CSV Column Statistics
Per-column distinct count, blanks, min / max / average, most common value.
Overview
CSV column statistics summarises every column in a pasted CSV — count of distinct values, count of blanks, min and max, average for numeric columns, and the most common value. It's a one-glance profile of a dataset before you load it into a database or pivot it.
Analysts, data engineers, and anyone wrangling a fresh export reach for a csv profiler to catch surprises early: a column that's supposed to be numeric but has free-text entries, a join key with unexpected duplicates, or a date column with several formats. It saves the back-and-forth of opening the file in Excel just to scan a few columns.
How it works
The tool parses the CSV per RFC 4180, treating the first row as headers. For each column it tallies non-blank values, builds a distinct-value frequency map, and tracks min/max/sum/count for numeric data. A value is treated as numeric if double.TryParse succeeds under invariant culture.

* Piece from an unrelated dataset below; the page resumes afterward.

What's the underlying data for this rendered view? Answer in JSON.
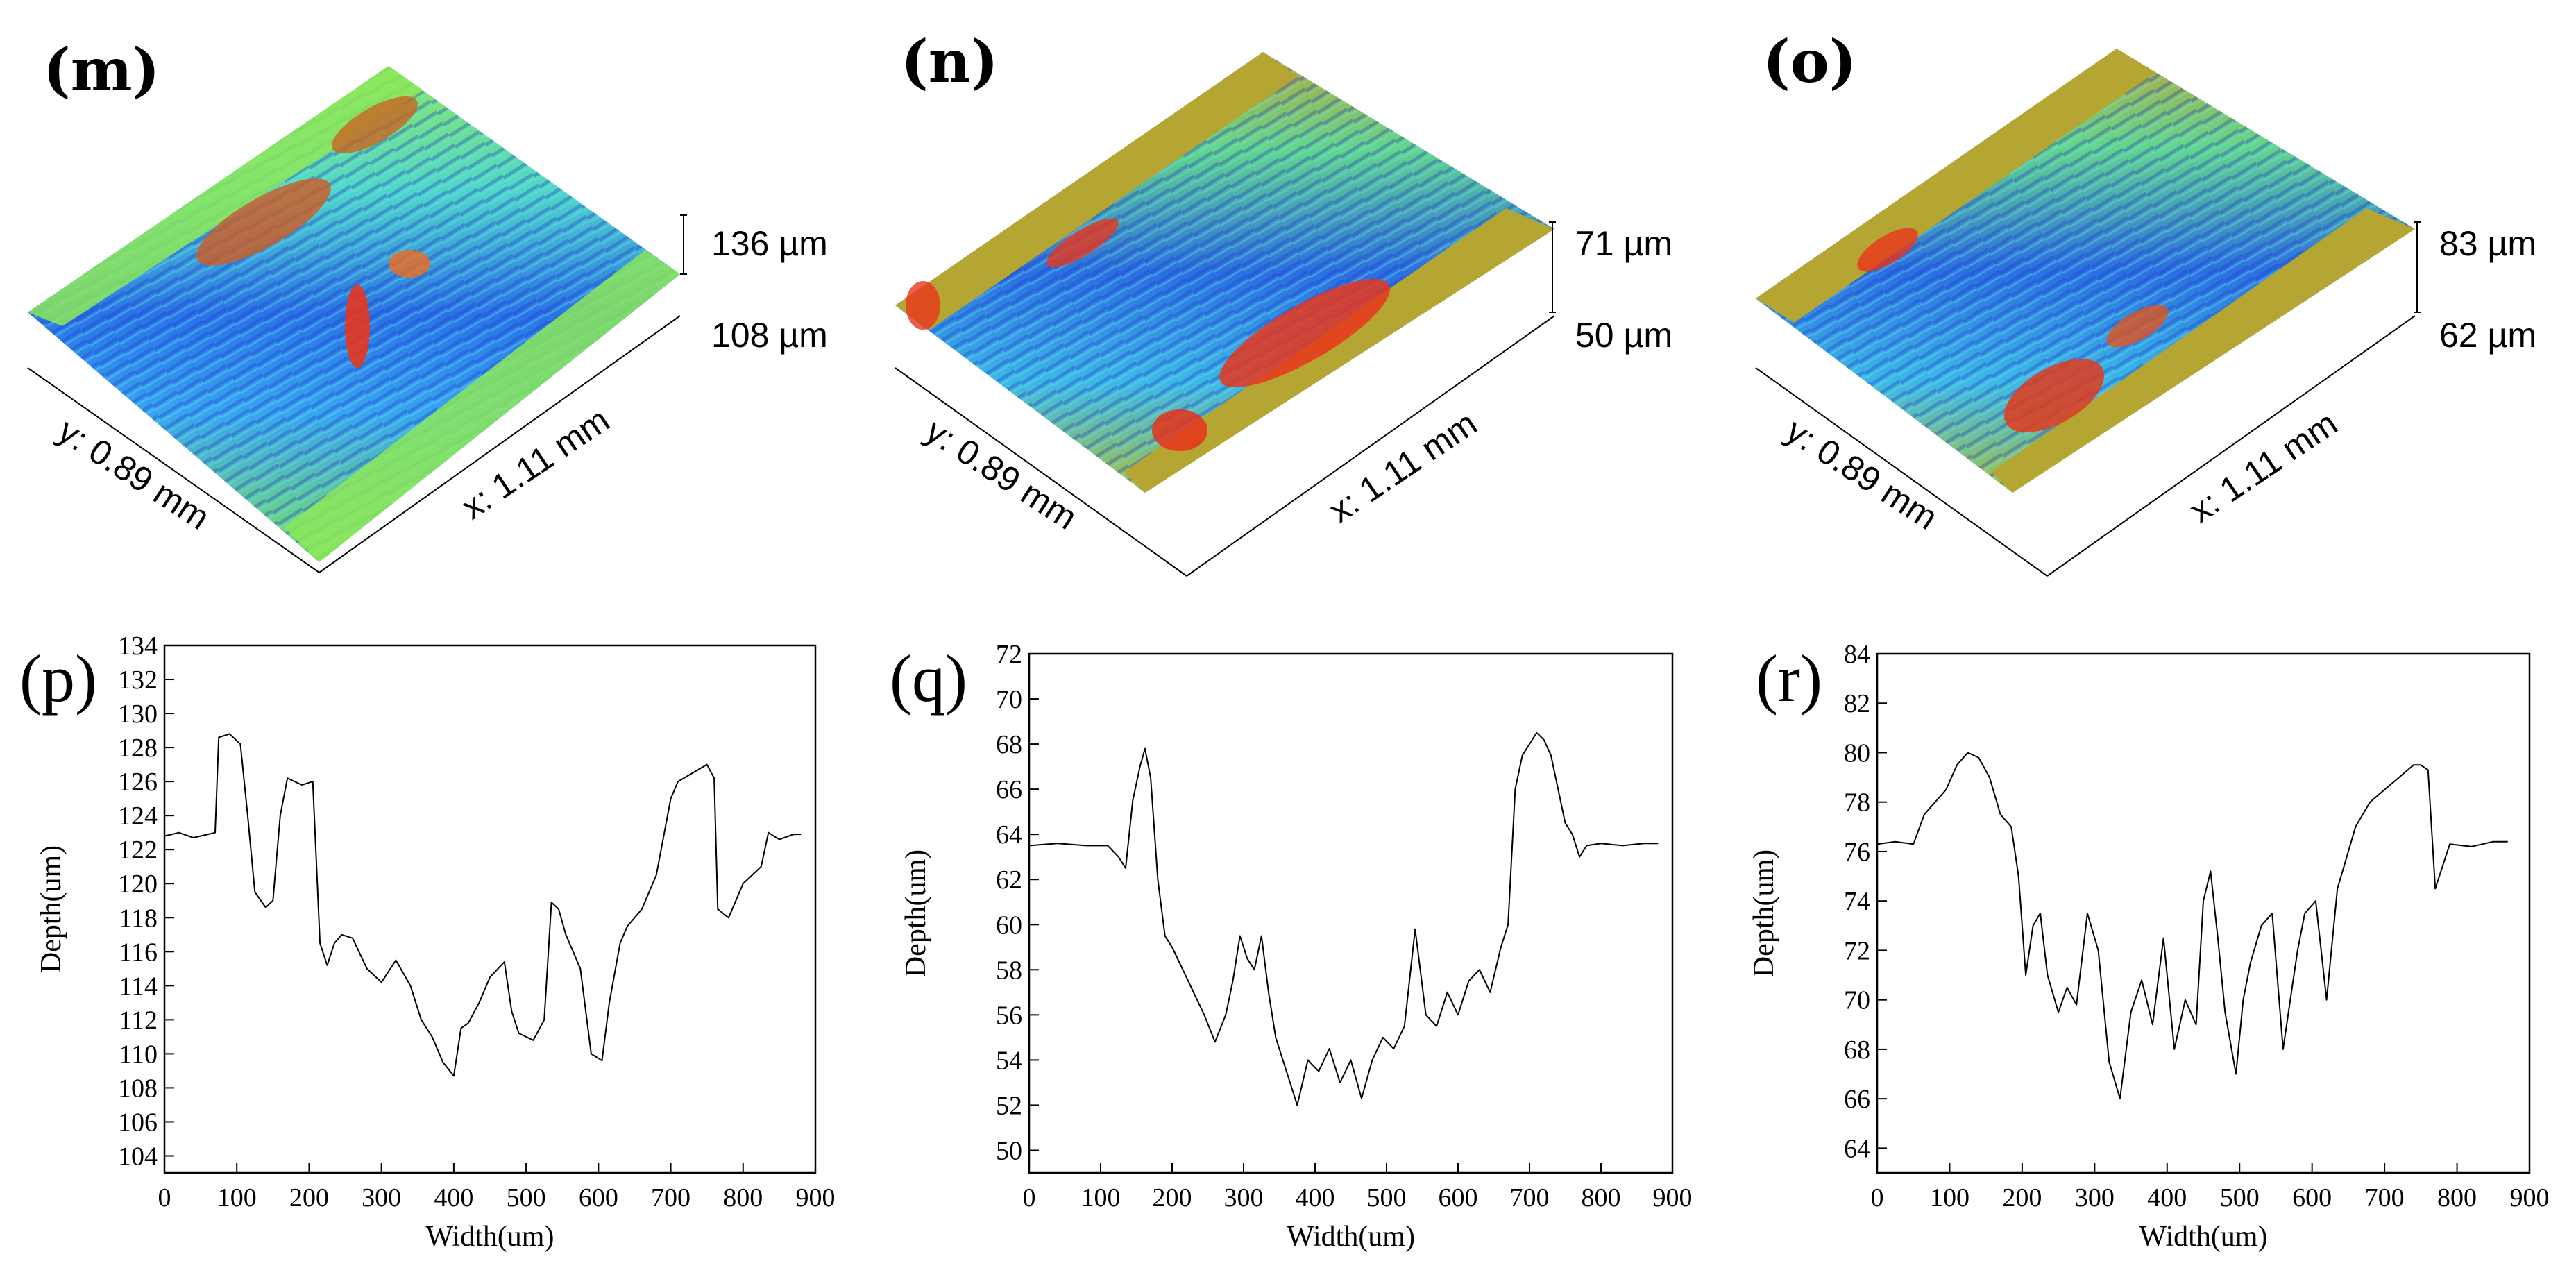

The most common value is the mode of the frequency map. Ties are broken by first-seen order so the output is stable across reruns of the same input.
Examples
Input:
country,age,score
US,30,87.5
US,42,91.0
CA,35,
US,30,76.2
Output:
country distinct=2 blanks=0 mode=US (3)
age distinct=3 blanks=0 min=30 max=42 avg=34.25 mode=30 (2)
score distinct=3 blanks=1 min=76.2 max=91.0 avg=84.9
Input:
status
active
active
churned
trial
Output:
status distinct=3 blanks=0 mode=active (2)
FAQ
How are blank cells defined?
A cell counts as blank if it's an empty string or whitespace only. Explicit NULL text is treated as a value, not a blank — convert it first if you want it counted as missing.
Can it handle very large CSVs?
The full file is processed in memory so distinct counts are exact. For multi-gigabyte data the browser tab will run out of memory; in that case sample the file first with a head command and profile a representative slice.
Does it detect column types automatically?
It infers numeric vs. text by trying to parse each value. For a richer breakdown (date, integer, decimal, boolean) use the CSV type sniffer.